On the other hand, CPT Lee sees fulfilment in relating her efforts to the defence of Singapore. "When I was serving on board the patrol vessel previously, the sailing routine was hectic. However, knowing that my efforts go towards protecting my loved ones makes up for my sacrifices," she shares humbly.

She lets us in on another example from which she drew fulfilment and strength. She tells us, "I remember my Midshipmen Sea Training Deployment quite vividly. The six weeks spent on board RSS Endurance (Landing Ship Tank) was tough and was a cycle of lessons, trainings and tests. However, tough times are really when you build the strongest bonds among your crew members.

CPT Lee Jia Pei

CPT Lee Jia Pei
Assistant Operations Officer (AOPS), LMV Sovereignty

"Training is tough and standards are demanding. However, these are only so because people's lives are in your hands."

Keeping Up the Navy Spirit

In order for our Navy to advance, officers must be guided by strong principles. ME5 Qiu and CPT Lee share some of the principles that have steered them through their time in the Navy. For ME5 Qiu, leading by example and caring for his men are two must-dos in his vocation. He elaborates, "It is important to lead by example. If I don't walk the talk, I will not be able to earn my men's respect and get anything done. I also have to express care beyond ‘giving less work' or ‘allowing more rest times'. Caring for them is ensuring that they receive sufficient training to be competent, that their working condition is safe, that their discipline carries them through their work, and that they can return home safely to their loved ones at the end of the day."

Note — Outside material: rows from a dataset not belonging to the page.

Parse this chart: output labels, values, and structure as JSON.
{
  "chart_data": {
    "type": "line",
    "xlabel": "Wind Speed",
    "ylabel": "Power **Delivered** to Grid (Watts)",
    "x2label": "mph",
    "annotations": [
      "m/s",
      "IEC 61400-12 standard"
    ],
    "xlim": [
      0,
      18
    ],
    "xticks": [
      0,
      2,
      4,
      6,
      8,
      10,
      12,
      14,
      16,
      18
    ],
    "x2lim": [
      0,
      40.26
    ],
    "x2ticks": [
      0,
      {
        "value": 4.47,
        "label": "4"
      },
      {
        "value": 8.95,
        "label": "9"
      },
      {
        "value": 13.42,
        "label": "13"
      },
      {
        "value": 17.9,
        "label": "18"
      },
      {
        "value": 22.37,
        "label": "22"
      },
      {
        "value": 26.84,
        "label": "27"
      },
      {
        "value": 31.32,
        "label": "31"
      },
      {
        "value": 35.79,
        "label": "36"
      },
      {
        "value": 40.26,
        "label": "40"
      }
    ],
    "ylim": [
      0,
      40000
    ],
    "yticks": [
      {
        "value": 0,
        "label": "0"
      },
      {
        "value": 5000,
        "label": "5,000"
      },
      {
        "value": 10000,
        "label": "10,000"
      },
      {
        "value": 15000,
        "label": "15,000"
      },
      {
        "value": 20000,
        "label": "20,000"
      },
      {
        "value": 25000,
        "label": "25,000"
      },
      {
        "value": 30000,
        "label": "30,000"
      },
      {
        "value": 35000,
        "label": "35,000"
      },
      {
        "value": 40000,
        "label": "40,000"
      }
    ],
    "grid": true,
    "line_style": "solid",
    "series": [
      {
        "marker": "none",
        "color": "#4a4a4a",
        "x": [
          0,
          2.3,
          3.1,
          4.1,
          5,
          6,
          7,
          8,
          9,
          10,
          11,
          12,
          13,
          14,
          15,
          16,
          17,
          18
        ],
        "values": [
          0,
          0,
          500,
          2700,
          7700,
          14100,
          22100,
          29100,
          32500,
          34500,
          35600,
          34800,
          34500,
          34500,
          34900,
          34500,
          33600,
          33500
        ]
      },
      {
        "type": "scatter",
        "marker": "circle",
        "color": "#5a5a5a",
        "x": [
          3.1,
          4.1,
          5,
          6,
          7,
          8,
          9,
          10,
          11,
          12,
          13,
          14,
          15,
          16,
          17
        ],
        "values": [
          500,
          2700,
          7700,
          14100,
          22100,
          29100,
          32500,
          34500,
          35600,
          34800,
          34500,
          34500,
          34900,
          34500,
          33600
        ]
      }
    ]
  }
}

Clearly, the extent of care portrayed by Navy officers keeps the family spirit alive in the organisation. "The ship is like our second home and our crew is our second family," shares CPT Lee. "Which other jobs will allow you to work, eat, play and even sleep in the same space as your colleagues?" For her, her two most important guiding principles in the Navy are resilience and determination. She tells us, "The journey will not be easy. Training is tough and standards are demanding. However, these are only so because people's lives are in your hands."

She adds on a special note to women thinking of joining her in the Navy, concluding candidly, "You don't have to spend money on dresses, heels and stress over what to wear every day! Jokes aside, a Navy career will be challenging yet rewarding. The work is dynamic and one can certainly look forward to varied experiences every day."